You've probably seen or heard ads from credit counseling agencies your whole adult life. They promise to rearrange your finances, get you out of debt at little or no cost, and best of all, they do it because they just love to help out people like you. This is what they want you to believe, but, like most myths, it's a lot more fiction than fact.
They Aren't Profitable
According to the Federal Trade Commission, just because a credit counseling agency says it’s a non-profit organization doesn’t mean that it’s free. Sure, the company may pour profits back into the company to maintain a non-profit status, but you can bet the counselors and company owners get paid. Some charges are hidden in the form of fees, or what the FTC terms “voluntary contributions.” Some of these extra costs can even end up getting you further in debt than when you started.
They're All Legitimate
Credit counselors merely register with a government agency. They are not licensed, and there is no oversight over the industry, short of fraudulent reports handled by the attorney general. There are, however, some signals that reveal a credit counselors’ legitimacy. If they ask for up-front fees, your social security number or bank and credit card numbers, be wary. The only thing a debt consolidator needs is the name, address and phone number of your creditors. Reputable credit counselors will give you free information about their services in writing before they ask for any commitment or payments.
There's No Risk
Seeing a counselor to get advice on how to create and stick to a budget certainly won’t affect your credit standing. However, you can get into credit score problems when the counselor gets you to use the company’s services and makes calls to creditors on your behalf. It’s called a debt management plan, or DMP. Sure, a credit card company may settle for a lower payoff or extend your payment schedule once you enter into a DMP, but that will show up on your credit report. Additionally, if the credit counselor misses a payment on your behalf, it’s your credit report that suffers.
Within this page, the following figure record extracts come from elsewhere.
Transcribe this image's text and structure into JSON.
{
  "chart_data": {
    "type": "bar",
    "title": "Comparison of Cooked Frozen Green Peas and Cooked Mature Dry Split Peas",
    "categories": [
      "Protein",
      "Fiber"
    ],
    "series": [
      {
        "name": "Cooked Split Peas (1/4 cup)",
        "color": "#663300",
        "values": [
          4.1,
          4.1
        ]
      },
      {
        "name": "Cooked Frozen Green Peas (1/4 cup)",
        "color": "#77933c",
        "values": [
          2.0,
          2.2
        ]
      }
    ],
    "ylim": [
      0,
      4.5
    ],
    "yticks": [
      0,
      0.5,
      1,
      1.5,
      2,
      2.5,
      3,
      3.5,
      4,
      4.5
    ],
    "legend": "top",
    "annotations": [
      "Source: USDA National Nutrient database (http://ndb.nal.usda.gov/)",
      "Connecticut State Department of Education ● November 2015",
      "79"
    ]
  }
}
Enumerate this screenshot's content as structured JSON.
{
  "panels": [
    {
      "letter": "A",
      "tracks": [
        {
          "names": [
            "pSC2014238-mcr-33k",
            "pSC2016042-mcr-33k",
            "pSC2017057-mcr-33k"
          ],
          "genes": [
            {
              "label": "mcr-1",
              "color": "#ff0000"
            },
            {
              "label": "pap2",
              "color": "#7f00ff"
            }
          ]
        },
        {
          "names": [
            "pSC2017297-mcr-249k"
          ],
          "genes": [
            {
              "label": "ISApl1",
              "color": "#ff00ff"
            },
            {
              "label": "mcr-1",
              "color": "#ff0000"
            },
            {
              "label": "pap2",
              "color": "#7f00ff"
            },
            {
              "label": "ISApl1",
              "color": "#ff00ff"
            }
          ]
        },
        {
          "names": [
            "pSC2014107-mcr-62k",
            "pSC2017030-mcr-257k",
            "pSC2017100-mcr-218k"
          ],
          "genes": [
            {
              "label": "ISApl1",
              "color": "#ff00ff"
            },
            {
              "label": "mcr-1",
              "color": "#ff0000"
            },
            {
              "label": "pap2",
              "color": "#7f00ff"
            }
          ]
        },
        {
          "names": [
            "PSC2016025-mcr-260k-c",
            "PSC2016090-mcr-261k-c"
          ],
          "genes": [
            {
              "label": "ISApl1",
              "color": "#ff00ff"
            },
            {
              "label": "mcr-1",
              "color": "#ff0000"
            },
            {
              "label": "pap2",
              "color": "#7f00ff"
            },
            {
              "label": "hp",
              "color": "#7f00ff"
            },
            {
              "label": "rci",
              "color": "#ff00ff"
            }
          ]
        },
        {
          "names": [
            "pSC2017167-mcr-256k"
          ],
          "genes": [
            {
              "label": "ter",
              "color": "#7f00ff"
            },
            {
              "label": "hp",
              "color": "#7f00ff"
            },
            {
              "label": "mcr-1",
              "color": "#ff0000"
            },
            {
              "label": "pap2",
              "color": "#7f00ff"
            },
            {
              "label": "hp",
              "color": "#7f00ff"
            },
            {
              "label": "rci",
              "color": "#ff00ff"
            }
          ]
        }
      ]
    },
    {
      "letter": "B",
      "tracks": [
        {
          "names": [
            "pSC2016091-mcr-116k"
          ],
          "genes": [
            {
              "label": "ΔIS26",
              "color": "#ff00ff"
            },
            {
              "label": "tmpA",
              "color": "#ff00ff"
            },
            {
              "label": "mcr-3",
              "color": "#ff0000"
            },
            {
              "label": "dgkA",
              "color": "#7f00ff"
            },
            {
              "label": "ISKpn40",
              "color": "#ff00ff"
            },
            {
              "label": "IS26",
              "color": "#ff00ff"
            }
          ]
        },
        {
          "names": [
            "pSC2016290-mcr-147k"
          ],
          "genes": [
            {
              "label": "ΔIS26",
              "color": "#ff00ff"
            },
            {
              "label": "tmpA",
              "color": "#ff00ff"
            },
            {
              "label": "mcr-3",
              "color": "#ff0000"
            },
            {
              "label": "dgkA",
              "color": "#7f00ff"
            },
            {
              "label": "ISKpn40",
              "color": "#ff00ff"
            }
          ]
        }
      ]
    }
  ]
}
Credit counselors don’t operate in a vacuum. They receive incentives from the creditors, who often kick back money to the counseling agency and write it off as debt collection. After all, the banks and credit card issuers want you to pay off your bills no matter how long it takes. If they can make a little extra off the services and even extend you additional credit in the process, all the better. To ensure you’re dealing with an independent agency, go with a group sponsored by a U.S. Cooperative Extension Service, a local university or your credit union.